Dopo la fine dell’Era Cristiana con il Romanzo Il Destino nelle Sue mani, ho voluto raccontare l’Esilio dell’uomo. A modo mio, attraverso la metafora del fantasy.

Visti i tempi oscuri in cui viviamo, costretti a stare in casa e con le strade desolate, mi è venuto naturale riflettere su che cosa ci stiamo al mondo a fare.

I problemi di adesso sono più gravi dei problemi del passato?

Cosa ci viene chiesto adesso di diverso rispetto al giorno prima in cui è stato annunciato il coprifuoco?

Sempre Dio lascia che la Sua assenza pesi.
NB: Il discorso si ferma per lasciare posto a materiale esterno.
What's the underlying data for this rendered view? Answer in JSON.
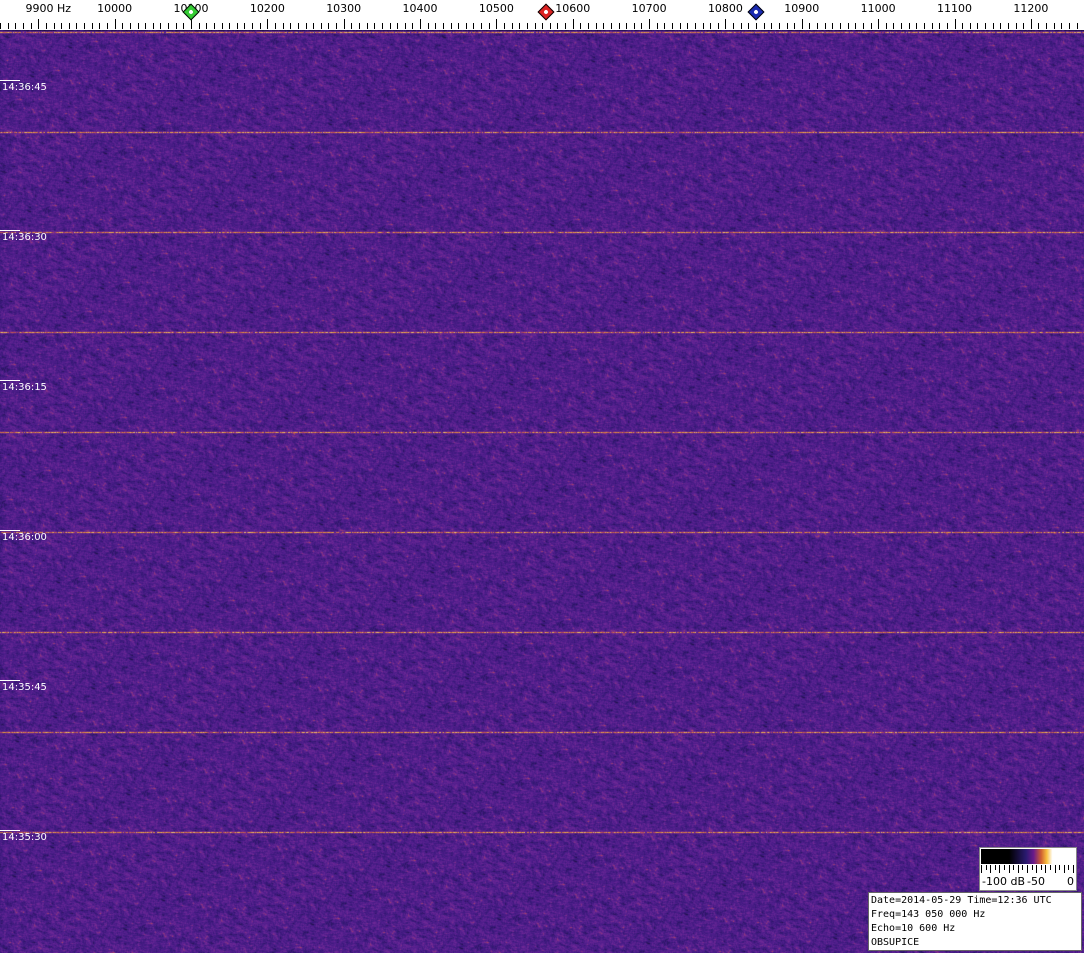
{
  "chart_data": {
    "type": "heatmap",
    "xlabel_unit": "Hz",
    "x_tick_labels": [
      "9900 Hz",
      "10000",
      "10100",
      "10200",
      "10300",
      "10400",
      "10500",
      "10600",
      "10700",
      "10800",
      "10900",
      "11000",
      "11100",
      "11200"
    ],
    "x_ticks": [
      9900,
      10000,
      10100,
      10200,
      10300,
      10400,
      10500,
      10600,
      10700,
      10800,
      10900,
      11000,
      11100,
      11200
    ],
    "xlim": [
      9850,
      11270
    ],
    "y_tick_labels": [
      "14:36:45",
      "14:36:30",
      "14:36:15",
      "14:36:00",
      "14:35:45",
      "14:35:30"
    ],
    "y_direction": "time decreasing downward",
    "markers": [
      {
        "freq": 10100,
        "color": "#33cc33"
      },
      {
        "freq": 10565,
        "color": "#dd2222"
      },
      {
        "freq": 10840,
        "color": "#1a2ab0"
      }
    ],
    "signal_traces_seconds_before_top_label": [
      -4.8,
      5.2,
      15.2,
      25.2,
      35.2,
      45.2,
      55.2,
      65.2,
      75.2
    ],
    "colorbar": {
      "labels": [
        "-100 dB",
        "-50",
        "0"
      ],
      "range_db": [
        -100,
        0
      ]
    },
    "palette": [
      "#000000",
      "#2a1a70",
      "#6a1a8a",
      "#d06030",
      "#f8c040",
      "#ffffff"
    ]
  },
  "info": {
    "line1": "Date=2014-05-29 Time=12:36 UTC",
    "line2": "Freq=143 050 000 Hz",
    "line3": "Echo=10 600 Hz",
    "line4": "OBSUPICE"
  }
}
Dall’esilio su questa terra, all’esilio del popolo di Israele. Questo per renderci liberi di fronte a noi stessi, uomini capaci di riconoscere la verità di noi, la profondità infinita del nostro desiderio, fatti per una vita più vera di quella costruita con le sole nostre mani.

L’esilio è sempre una purificazione, ma Egli vestì i primi uomini per sostenerli. Sempre Sua è l’inziativa, anche nella prova.

Quindi, che fare ora? Qual è il nostro compito?

Anni fa, nel 2012, Carron ricordò le parole di Giussani a Viterbo, di anni prima ancora «“recuperare la verità della nostra vocazione e del nostro impegno”. Perché anche noi, ci diceva, corriamo il rischio di “ridurre il nostro impegno a una teorizzazione di metodo socio-pedagogico, all’attivismo conseguente e alla difesa politica di esso, invece che riaffermare e proporre all’uomo nostro fratello un fatto di vita”».

Don Giussani, continuava Carron, «domandava: “Ma un fatto di vita dove si appoggia? Dov’è la vita? La vita sei tu”. Eppure tante volte a noi questa posizione sembra troppo poco concreta, inincidente storicamente, una sorta di “scelta religiosa”. Infatti, continuava don Giussani, “per molti di noi che la salvezza sia Gesù Cristo e che la liberazione della vita e dell’uomo, qui e nell’aldilà, sia legata continuamente all’incontro con lui è diventato un richiamo ‘spirituale’. Il concreto sarebbe altro: è l’impegno sindacale, è far passare certi diritti, è la organizzazione…”».

Poi citava  BenedettoXVI «La Chiesa non comincia con il “fare” nostro, ma con il “fare” e il “parlare” di Dio. Così gli apostoli non hanno detto, dopo alcune assemblee: adesso vogliamo creare una Chiesa, e con la forma di una costituente avrebbero elaborato una costituzione. No, hanno pregato e in preghiera hanno aspettato, perché sapevano che solo Dio stesso può creare la sua Chiesa, che Dio è il primo agente: se Dio non agisce, le nostre cose sono solo le nostre e sono insufficienti; solo Dio può testimoniare che è Lui che parla e ha parlato».

Dunque poi concluse «il nostro contributo si può inserire solo nel dinamismo messo in moto da Dio stesso attraverso il suo Spirito».

Così capisco di più il Papa in questi giorni.

Quindi cosa resta a noi?

Domandare la Sua inziativa, chiedere la semplicità di riconoscerla insieme. Di esserne protagonisti insieme e condividere e raccontare così, quei “fatti di vita” che solo Egli compie ognidove, per la liberazione di molti. La sola speranza per questi giorni.

La Pasqua ci attende per essere rivissuta. Dio è disceso sin negli inferi per risorgere ed essere presente per sempre.

Vieni Signore Gesù. Stupiscimi come solo Tu sai fare.